" (...)
Cantando amor, os poetas na noite
Repensam a tarefa de pensar o mundo.
E podeis crer que há muito mais vigor
No lirismo aparente
No amante Fazedor da palavra

Do que na mão que esmaga."

Hilda Hilst

Se gostou, volte sempre!!!!

quinta-feira, 30 de junho de 2011

OSSOS DO ARTIFÍCIO: Crônicas urbanas





OLHAR SEMPRE O PRÓPRIO UMBIGO DÁ MEDO...

Direcionar o olhar pra cidade a fim de fazer uma crônica é como sair de dentro de mim e vaguear acima do próprio corpo – tornar-me apenas um espectro ou alma, como queiram – para somente observar pessoas e comportamentos; o que não me isenta em absoluto de eu mesma ser também objeto da minha própria observação.
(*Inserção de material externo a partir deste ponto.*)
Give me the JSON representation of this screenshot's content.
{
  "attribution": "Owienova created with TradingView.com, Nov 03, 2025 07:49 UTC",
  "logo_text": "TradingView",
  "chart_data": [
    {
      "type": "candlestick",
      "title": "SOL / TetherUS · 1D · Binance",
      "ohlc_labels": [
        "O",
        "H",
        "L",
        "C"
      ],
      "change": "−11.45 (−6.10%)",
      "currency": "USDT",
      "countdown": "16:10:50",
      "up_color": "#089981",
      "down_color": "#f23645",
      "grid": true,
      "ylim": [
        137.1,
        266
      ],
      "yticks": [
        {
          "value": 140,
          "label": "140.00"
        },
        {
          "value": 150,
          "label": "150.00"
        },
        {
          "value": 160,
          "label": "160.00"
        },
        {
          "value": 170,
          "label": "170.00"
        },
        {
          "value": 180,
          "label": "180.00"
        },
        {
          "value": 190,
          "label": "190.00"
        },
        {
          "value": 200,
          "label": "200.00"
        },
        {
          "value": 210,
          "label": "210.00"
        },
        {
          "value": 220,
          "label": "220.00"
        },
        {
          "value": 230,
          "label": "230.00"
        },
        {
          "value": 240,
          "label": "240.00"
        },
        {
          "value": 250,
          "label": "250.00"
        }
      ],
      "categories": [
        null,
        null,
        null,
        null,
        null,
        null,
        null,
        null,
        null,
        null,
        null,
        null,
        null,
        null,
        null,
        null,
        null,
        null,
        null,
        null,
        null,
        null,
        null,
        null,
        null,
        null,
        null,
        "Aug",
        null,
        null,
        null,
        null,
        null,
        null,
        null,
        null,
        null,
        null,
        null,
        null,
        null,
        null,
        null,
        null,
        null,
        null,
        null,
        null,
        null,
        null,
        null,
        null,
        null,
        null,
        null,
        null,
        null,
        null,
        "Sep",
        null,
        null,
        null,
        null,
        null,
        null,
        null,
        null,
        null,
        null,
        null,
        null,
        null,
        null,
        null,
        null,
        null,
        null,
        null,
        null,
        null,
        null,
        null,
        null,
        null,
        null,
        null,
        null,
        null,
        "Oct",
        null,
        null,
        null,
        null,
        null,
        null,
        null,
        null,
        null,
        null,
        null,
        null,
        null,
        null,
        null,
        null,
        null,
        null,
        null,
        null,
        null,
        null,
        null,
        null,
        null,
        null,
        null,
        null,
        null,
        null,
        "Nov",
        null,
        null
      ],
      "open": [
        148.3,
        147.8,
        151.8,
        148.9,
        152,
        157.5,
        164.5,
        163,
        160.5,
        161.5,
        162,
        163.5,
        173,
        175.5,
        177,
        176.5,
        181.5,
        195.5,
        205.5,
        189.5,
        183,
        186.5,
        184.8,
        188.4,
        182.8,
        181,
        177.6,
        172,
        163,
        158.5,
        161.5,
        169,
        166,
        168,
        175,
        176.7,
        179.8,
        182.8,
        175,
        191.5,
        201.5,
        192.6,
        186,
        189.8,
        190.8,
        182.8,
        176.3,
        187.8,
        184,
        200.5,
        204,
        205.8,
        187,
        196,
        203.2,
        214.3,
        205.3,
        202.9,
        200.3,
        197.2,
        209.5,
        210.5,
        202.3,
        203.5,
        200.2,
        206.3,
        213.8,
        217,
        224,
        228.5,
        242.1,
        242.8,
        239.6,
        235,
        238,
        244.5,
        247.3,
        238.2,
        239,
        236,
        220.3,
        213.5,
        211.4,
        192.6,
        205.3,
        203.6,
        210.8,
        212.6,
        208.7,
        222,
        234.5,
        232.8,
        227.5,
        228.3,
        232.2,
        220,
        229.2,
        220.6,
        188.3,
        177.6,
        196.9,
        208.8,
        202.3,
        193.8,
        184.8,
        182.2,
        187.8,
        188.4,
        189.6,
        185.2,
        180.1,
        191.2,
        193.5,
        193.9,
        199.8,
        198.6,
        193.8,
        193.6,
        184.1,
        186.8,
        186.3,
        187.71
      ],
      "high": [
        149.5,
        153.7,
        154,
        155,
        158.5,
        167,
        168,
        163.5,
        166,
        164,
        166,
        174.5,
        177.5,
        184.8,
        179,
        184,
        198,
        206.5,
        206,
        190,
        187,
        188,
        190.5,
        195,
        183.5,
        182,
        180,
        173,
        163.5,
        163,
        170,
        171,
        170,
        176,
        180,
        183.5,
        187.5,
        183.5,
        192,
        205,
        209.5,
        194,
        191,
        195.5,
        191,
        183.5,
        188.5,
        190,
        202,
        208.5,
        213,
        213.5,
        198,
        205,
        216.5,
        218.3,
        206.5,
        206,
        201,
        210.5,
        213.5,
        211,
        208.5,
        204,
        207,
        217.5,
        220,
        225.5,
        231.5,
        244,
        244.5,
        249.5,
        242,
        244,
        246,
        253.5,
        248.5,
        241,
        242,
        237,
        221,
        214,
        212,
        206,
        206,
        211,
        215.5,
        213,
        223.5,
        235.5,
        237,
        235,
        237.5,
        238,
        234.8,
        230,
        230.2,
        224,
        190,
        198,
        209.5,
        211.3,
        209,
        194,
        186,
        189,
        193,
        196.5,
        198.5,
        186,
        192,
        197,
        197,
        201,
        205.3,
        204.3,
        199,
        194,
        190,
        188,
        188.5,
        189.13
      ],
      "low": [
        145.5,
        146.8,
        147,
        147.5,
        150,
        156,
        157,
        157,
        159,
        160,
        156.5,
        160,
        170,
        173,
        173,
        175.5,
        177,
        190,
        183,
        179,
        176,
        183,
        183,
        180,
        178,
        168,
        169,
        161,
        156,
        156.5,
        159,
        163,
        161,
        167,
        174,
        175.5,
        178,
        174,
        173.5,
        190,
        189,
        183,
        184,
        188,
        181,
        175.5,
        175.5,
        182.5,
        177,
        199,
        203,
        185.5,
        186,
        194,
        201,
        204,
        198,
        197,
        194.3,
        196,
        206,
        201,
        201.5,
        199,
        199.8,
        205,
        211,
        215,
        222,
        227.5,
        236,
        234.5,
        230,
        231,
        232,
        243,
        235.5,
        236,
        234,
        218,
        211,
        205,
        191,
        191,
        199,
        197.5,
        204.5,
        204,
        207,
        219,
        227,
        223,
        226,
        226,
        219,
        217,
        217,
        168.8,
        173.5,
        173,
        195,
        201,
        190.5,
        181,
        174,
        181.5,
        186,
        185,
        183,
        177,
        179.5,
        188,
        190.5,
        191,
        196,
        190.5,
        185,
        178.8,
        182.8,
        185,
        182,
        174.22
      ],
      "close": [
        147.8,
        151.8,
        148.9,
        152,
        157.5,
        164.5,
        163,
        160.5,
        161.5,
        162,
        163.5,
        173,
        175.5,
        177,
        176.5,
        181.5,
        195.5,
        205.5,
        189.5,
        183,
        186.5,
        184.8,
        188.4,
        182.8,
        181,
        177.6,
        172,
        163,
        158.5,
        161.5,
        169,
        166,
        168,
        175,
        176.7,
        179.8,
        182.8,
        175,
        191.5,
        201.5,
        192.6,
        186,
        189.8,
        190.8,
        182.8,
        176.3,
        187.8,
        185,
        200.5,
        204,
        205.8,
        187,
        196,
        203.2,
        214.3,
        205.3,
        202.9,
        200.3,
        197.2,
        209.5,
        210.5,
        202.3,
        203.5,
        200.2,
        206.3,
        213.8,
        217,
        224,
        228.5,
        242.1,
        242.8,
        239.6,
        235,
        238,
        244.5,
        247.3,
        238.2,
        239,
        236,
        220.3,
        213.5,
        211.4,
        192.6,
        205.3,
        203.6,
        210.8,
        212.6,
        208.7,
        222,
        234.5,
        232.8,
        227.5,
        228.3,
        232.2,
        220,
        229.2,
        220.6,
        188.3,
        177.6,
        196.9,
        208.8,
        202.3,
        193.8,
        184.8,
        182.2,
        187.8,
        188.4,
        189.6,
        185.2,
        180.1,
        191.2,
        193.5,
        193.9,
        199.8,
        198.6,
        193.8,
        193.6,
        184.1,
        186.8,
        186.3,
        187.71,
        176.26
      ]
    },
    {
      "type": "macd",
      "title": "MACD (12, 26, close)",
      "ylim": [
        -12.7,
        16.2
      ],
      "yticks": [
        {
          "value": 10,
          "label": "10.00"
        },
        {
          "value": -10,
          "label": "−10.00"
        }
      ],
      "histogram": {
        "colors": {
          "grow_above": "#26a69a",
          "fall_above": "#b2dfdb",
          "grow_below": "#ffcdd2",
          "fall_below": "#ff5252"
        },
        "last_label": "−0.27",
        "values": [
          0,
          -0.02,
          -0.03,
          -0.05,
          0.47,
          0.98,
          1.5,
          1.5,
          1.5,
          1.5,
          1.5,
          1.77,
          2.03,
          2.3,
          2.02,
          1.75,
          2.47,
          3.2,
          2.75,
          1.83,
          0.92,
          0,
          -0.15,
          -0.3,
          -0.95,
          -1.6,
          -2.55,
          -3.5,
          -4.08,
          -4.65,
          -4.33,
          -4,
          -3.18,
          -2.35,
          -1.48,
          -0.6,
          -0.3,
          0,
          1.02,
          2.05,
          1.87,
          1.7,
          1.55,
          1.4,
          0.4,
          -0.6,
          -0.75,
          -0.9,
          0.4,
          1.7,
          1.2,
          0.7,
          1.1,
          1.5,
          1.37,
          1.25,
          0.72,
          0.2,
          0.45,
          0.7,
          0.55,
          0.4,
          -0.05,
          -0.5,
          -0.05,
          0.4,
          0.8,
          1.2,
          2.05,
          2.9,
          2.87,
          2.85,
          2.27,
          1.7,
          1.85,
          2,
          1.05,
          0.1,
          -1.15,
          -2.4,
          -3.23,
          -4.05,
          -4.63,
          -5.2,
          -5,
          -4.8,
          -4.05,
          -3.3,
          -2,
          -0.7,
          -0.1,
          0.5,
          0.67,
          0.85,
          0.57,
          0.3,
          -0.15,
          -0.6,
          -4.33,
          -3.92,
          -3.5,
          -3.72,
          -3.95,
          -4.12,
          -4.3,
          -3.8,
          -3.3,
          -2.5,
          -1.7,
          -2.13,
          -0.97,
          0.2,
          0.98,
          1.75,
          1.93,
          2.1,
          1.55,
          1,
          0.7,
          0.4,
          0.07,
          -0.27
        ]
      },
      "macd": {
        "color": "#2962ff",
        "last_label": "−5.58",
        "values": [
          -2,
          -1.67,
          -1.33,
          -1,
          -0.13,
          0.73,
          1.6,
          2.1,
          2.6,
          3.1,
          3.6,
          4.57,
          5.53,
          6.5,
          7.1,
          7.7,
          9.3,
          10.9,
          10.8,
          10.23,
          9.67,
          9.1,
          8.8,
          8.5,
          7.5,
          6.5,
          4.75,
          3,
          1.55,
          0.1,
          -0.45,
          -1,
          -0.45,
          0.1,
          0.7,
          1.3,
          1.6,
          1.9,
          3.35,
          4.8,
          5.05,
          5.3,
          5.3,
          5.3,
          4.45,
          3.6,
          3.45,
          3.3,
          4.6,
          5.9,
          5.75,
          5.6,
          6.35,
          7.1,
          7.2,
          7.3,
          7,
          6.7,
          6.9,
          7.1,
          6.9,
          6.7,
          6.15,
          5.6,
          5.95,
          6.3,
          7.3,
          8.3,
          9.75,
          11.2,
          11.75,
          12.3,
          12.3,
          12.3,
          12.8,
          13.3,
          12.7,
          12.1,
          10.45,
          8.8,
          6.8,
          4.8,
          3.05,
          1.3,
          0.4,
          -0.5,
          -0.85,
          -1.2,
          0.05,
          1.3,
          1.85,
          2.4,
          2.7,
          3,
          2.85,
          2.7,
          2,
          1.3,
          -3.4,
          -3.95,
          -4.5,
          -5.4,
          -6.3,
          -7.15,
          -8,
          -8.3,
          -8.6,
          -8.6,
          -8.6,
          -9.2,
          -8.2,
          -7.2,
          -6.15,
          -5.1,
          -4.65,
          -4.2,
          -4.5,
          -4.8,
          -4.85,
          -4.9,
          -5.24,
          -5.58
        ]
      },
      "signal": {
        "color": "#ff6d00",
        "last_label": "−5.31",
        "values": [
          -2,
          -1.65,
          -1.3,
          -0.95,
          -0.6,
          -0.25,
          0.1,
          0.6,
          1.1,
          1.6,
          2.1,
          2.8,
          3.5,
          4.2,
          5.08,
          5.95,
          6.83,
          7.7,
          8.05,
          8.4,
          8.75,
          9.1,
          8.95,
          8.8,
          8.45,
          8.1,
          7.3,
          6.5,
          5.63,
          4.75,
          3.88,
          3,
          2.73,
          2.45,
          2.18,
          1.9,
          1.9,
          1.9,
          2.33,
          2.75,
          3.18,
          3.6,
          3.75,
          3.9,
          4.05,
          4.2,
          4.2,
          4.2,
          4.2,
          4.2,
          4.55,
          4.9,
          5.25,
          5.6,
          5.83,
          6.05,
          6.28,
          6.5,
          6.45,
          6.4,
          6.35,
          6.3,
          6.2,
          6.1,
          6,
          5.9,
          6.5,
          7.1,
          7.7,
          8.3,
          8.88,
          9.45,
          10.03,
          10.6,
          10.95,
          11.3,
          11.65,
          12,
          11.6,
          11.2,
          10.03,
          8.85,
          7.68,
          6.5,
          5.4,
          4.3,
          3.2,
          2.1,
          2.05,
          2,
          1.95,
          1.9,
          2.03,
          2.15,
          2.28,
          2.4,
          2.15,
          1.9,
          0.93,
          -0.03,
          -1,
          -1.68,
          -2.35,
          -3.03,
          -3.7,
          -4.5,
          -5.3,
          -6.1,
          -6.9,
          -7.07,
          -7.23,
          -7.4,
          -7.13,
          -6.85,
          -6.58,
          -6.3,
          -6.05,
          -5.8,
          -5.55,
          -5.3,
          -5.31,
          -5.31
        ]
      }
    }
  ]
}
O meu olhar é devorador e incisivo e nem eu escapo de mim, estejam certos.

Às vezes, meu umbigo dói e eu não sei bem porquê. Dizem que ovo duro e banana podem provocar esse desconforto bem no centro do corpo. Talvez, sim; não discuto com a medicina popular. Não raras as vezes ela acerta mais do que renomados doutores. Vai lá saber.

Meu umbigo, entretanto, dói independente do que tenha comido no dia ou na véspera. Confesso que não sou muito chegada em ovo cozido e nem em banana, aliás fruta passou longe do meu cardápio. Sou o melhor exemplo de alimentação não-saudável. Guardo essa rebeldia intrínseca de quem ama burlar as normas pré-estabelecidas. Vai ver por isso estou sempre em pé de guerra com o status quo. E com a balança, é claro. Não só esta que pesa nossos quilos no corpo, mas também as que ponderam nossos quilos na alma.

E fico sempre com essa sensação indigesta de que quanto mais fixo o olhar em meu próprio umbigo, mais minha alma infla e começa a flutuar alguns palmos acima da minha cabeça. É uma sensação bastante incômoda: o descompasso entre corpo e alma. O desejo acima das necessidades e satisfações do ser.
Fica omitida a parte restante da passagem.